Littlefield was described as having “inherited her mother’s artistic temperament” (Lord, 498) and, as a young adult, was particularly interested in documenting wildlife. Anna attended Colby Academy, located in her hometown of New London, NH, where, according to the 1883 Colby Academy Catalog, she would have studied the “Ladies Course” which was designed to combine mathematics with “the Sciences, a careful study of the English Language and Literature, and a knowledge of Ancient and Modern Languages;” she graduated in 1884. After a brief stint teaching at a local school, Littlefield returned to Colby Academy to share her gift, teaching drawing and painting to another generation of Colby students (Littlefield’s own brother, Ira, would also attend the Academy and graduated in 1895); she is known to have taught at the Academy from 1890-1892.

Littlefield is best known artistically for her collection of flora from the region, having documented 97 different plants on canvas, as well as an illustrated bird book and several family portraits. She worked with a variety of mediums including paper, cardboard, canvas, eggs, and wood. Her work is best described as Audubon-esque, acutely rendered and often showing the object in various stages of development (in the case of plants) or in a variety of poses (in the case of birds). Hints of Littlefield’s scientific mind are also present; often the image would be accompanied by the species’ scientific name and additional information about the species.

Later in life, Anna told her great nephew, Lloyd Littlefield, that when the brick Academy building burned down in 1892 (see the Fall 2012 Colby-Sawyer Magazine for the story of the fire) she took it as a sign to pursue a hidden passion—to be a medical doctor. In an interview for Kearsarge Magazine, Lloyd relates, “She told me years later that she had always wanted to be a physician…so when the building burned down, she figured this was the Lord’s way of telling her that if she’s going to be a physician, she’d better get with it.” (Walters, 17) So, at the age of 32, Anna Littlefield went to the Women’s Medical College of Pennsylvania, the first college in the world to train women to be doctors and grant them a medical degree. After completing her degree, Littlefield would return to New London and set up an office in her Pleasant Street home. In the summer of 1897, when the state of New Hampshire began issuing licenses, Littlefield was the 13th woman to request a license and was the only female doctor practicing within 25 miles of New London (Walters, 16).

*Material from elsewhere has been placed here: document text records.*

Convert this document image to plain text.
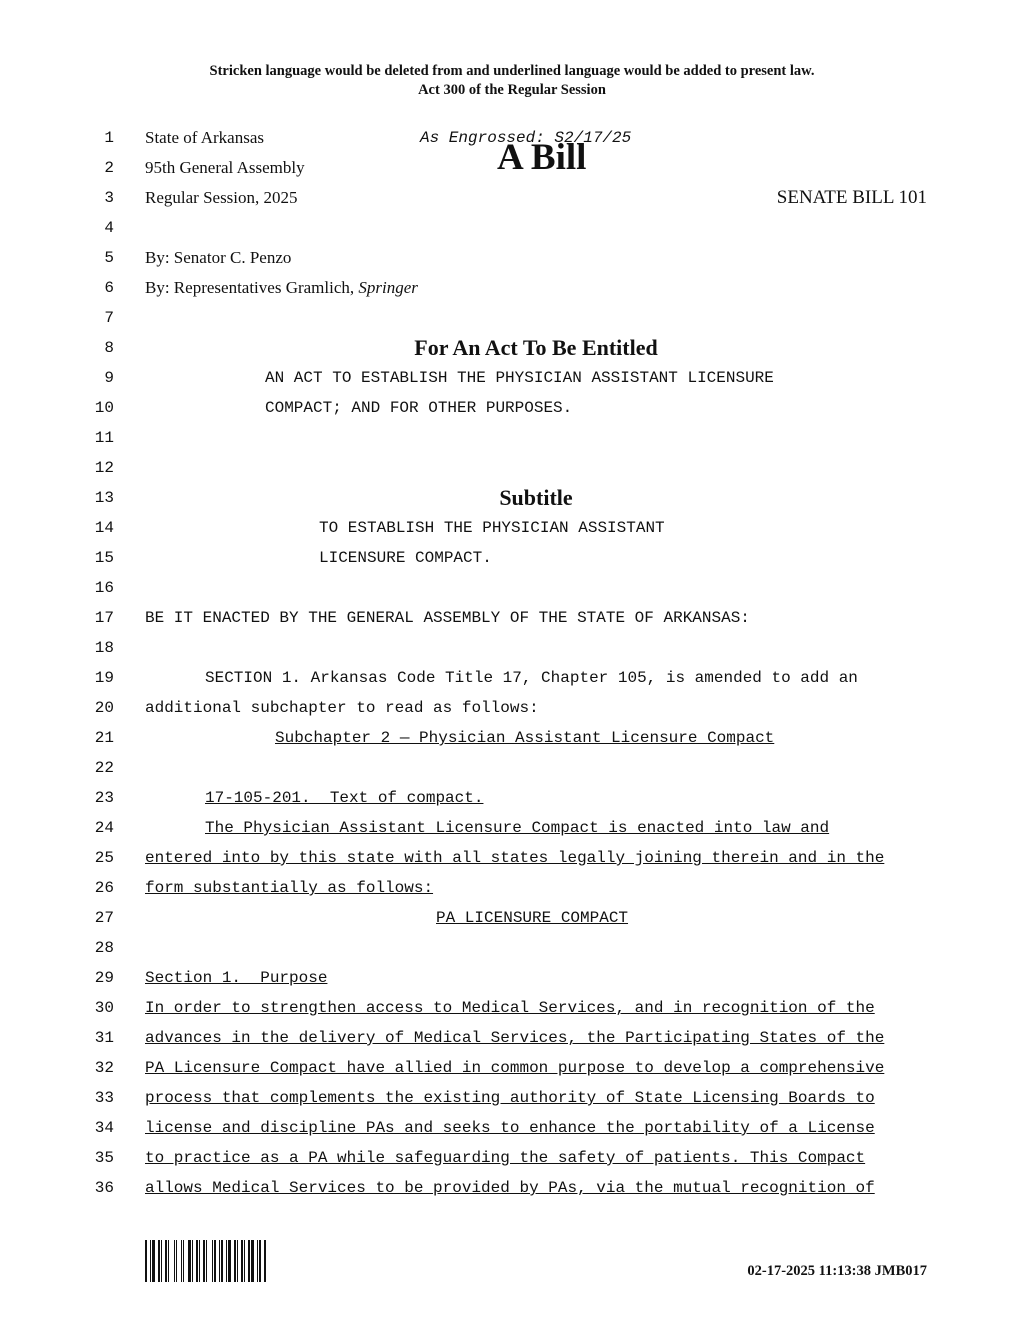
Stricken language would be deleted from and underlined language would be added to present law.
Act 300 of the Regular Session
1 State of Arkansas	As Engrossed: S2/17/25
2 95th General Assembly	A Bill
3 Regular Session, 2025	SENATE BILL 101
4
5 By: Senator C. Penzo
6 By: Representatives Gramlich, Springer
7
8	For An Act To Be Entitled
9	AN ACT TO ESTABLISH THE PHYSICIAN ASSISTANT LICENSURE
10	COMPACT; AND FOR OTHER PURPOSES.
11
12
13	Subtitle
14	TO ESTABLISH THE PHYSICIAN ASSISTANT
15	LICENSURE COMPACT.
16
17 BE IT ENACTED BY THE GENERAL ASSEMBLY OF THE STATE OF ARKANSAS:
18
19	SECTION 1. Arkansas Code Title 17, Chapter 105, is amended to add an
20 additional subchapter to read as follows:
21	Subchapter 2 — Physician Assistant Licensure Compact
22
23	17-105-201.  Text of compact.
24	The Physician Assistant Licensure Compact is enacted into law and
25 entered into by this state with all states legally joining therein and in the
26 form substantially as follows:
27	PA LICENSURE COMPACT
28
29 Section 1.  Purpose
30 In order to strengthen access to Medical Services, and in recognition of the
31 advances in the delivery of Medical Services, the Participating States of the
32 PA Licensure Compact have allied in common purpose to develop a comprehensive
33 process that complements the existing authority of State Licensing Boards to
34 license and discipline PAs and seeks to enhance the portability of a License
35 to practice as a PA while safeguarding the safety of patients. This Compact
36 allows Medical Services to be provided by PAs, via the mutual recognition of
02-17-2025 11:13:38 JMB017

Dr. Anna, as she would become known to her patients, served as a general practitioner until 1946 and practiced medicine into her 90th year. She would work out of her home and was integral in the founding of the New London Hospital, working with other local doctors to encourage a group of women to found the New London Nursing Association and open a six-bed hospital located in what is now known as the Tracy Memorial Library. Littlefield’s home office was fully equipped with the tools and supplies that she needed to properly attend to her patients. She had a wooden desk where she could review her paperwork, but it also included a long wooden extension and a pair of iron stirrups which converted the desk into an examination table. Littlefield’s walls were lined with wooden cabinets that held her medical supplies and medicines which she prepared herself. And of course, she had a sturdy pair of snowshoes fashioned for her by her brother, Ira, for house calls.

Despite her passion for medicine, Littlefield’s love of art would never leave her. Instead, she would incorporate her sketches into her medical notes, particularly a handwritten reference book that she created on gynecology. Here, along with meticulous notes, are beautifully rendered, scientific sketches of the human body.